TL;DR: By using Xbee pin sleep, I was able to bring my board power consumption from 100mA-ish to 35mA-ish average by ensuring that the Xbee radio is off most of the time (unfortunately, it doesn't have a mode where you can just have it be send only and wake up the RF radio only when you give it serial data).
I've been using my Mobsendat Board to log my [sleep positions|], and both for fun, and because I'm lazy, I've been using Xbee to send data from the mobsendat to my PC.
I used some Xbee Pro modules because I wanted to get as long a range as possible, and because the data may have to go through my body, which is some kind of RF shield.
First, I tried the Xbee 1 modules, because they were easier to get and a bit easier to program since more people were using them. My mobsendat board was using 33mA and with the Xbee 1 module, would go between 80 and 110mA. This is of course a fair amount of power.
I then upgraded the modules to Xbee 2.5 ZB Pro modules, and that shaved off 10mA or so. It was however clear that I would have to put the modules to sleep to save further.

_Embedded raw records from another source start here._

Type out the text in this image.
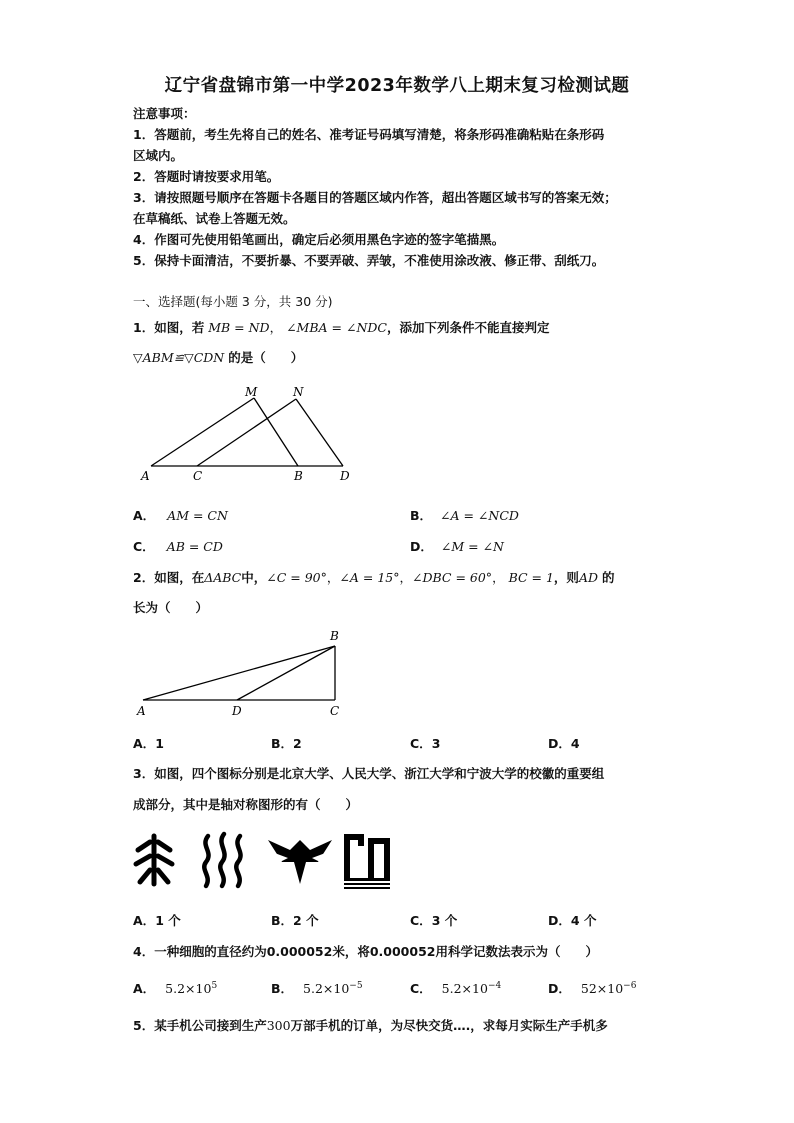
辽宁省盘锦市第一中学2023年数学八上期末复习检测试题
注意事项：
1．答题前，考生先将自己的姓名、准考证号码填写清楚，将条形码准确粘贴在条形码
区域内。
2．答题时请按要求用笔。
3．请按照题号顺序在答题卡各题目的答题区域内作答，超出答题区域书写的答案无效；
在草稿纸、试卷上答题无效。
4．作图可先使用铅笔画出，确定后必须用黑色字迹的签字笔描黑。
5．保持卡面清洁，不要折暴、不要弄破、弄皱，不准使用涂改液、修正带、刮纸刀。
一、选择题(每小题 3 分，共 30 分)
1．如图，若 MB = ND， ∠MBA = ∠NDC，添加下列条件不能直接判定
▽ABM≌▽CDN 的是（　　）
M	N
A	C	B	D
A． AM = CN	B． ∠A = ∠NCD
C． AB = CD	D． ∠M = ∠N
2．如图，在ΔABC中，∠C = 90°，∠A = 15°，∠DBC = 60°， BC = 1，则AD 的
长为（　　）
B
A	D	C
A．1	B．2	C．3	D．4
3．如图，四个图标分别是北京大学、人民大学、浙江大学和宁波大学的校徽的重要组
成部分，其中是轴对称图形的有（　　）
A．1 个	B．2 个	C．3 个	D．4 个
4．一种细胞的直径约为0.000052米，将0.000052用科学记数法表示为（　　）
A． $5.2\times 10^5$	B． $5.2\times 10^{-5}$	C． $5.2\times 10^{-4}$	D． $52\times 10^{-6}$
5．某手机公司接到生产300万部手机的订单，为尽快交货….，求每月实际生产手机多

To do this, I used some of the free pins on the AT mega 328, and wired up:
AT Mega Pin 14 (Digital 8) -> Xbee DTR
AT Mega Pin 16 (Analog 2) <- Xbee RSSI
AT Mega Pin 17 (Analog 3) <- Xbee Assoc
The Xbee was flashed with the latest ZB end device AT firmware with pin sleep (be careful, the default setting of cyclic sleep puts the module to sleep as soon as it's flashed, so even X-Ctu can't re-read its settings without having the module be reset). See my page Xbee Adapter page with reset pin hack.
I left the pullup resistor enabled in the Xbee, so I was able to use simple wires to connect the pins.
Xbee sleep works like this: bringing DTR up puts the module to sleep if it's not in the process of sending/resending data (that's nice, you don't have to worry about waiting for an ACK which you can't read in AT mode before putting the device to sleep, you can just fill its buffer, give it the sleep signal and it'll go to sleep when it's done sending).
This works great: by putting the module to sleep for 95% of the time or so (I transmit every 5 sec), the power use goes back to 33mA for most of the time (with quick peaks to 100mA during send).
Now, for how to deal with sleep more intelligently:
If you have AI/RSSI LEDs and your module is not associated, you can easily see that sleep will not put the module to sleep after sending data until all the retries have failed.
In my case, I wired the RSSI and Assoc outputs to my arduino inputs so that I could read the analog values. If you're sending data from an end device, you can read RSSI as a poor's man ack value by keeping track of last time it was high (defined as between 32 and 1024 on my system since it a signal strength value and anything below 32 has been noise in my experience). What this means is that by reading RSSI multiple loop cycles in a row, I can detect when I'm not receiving any data (and therefore missing acks) and not put the module to sleep at all with the hope that it will "reconnect" on its own.
One might thing that you can read the Assoc value to guess whether AI=0 (associated) or not. Note that the LED actually shows solid when not associated and will blink when associated, so it's not as easy as just getting an on/off value. To deal with this one, I actually read the LED output value multiple times, average it, and if it's flashing, I'll get less than 800 avg (out of 1024).
Now, this is where it gets more counter intuitive: AI (association) unfortunately does not go back to unassociated when I remove the router or coordinator in my network. What this means is that I can't detect if my module can't talk to the network by using AI (only getting ACK return values can really tell me that, and I'd have to switch to API mode for that). But, there is a trick: if the module is waiting for ACKs, it will not go to sleep, and AI will normally flash. When that happens, I will read Assoc analog values that are less than 800 and by averaging a few, I can tell that the LED is flashing and therefore that the module isn't going to sleep.
This is what my data looks like when I have RF issues:
It shows rssi dropping to 0 with DC:5 (down count due to RSSI being 0), and assoc average having dropped from 844 to 337 (we don't see instant low assoc values since they were not transmitted outside of the truncated line).
Next step is lowering down the Mobsendat power base consumption from 33mA to 12mA by simply disabling two of its status LEDs.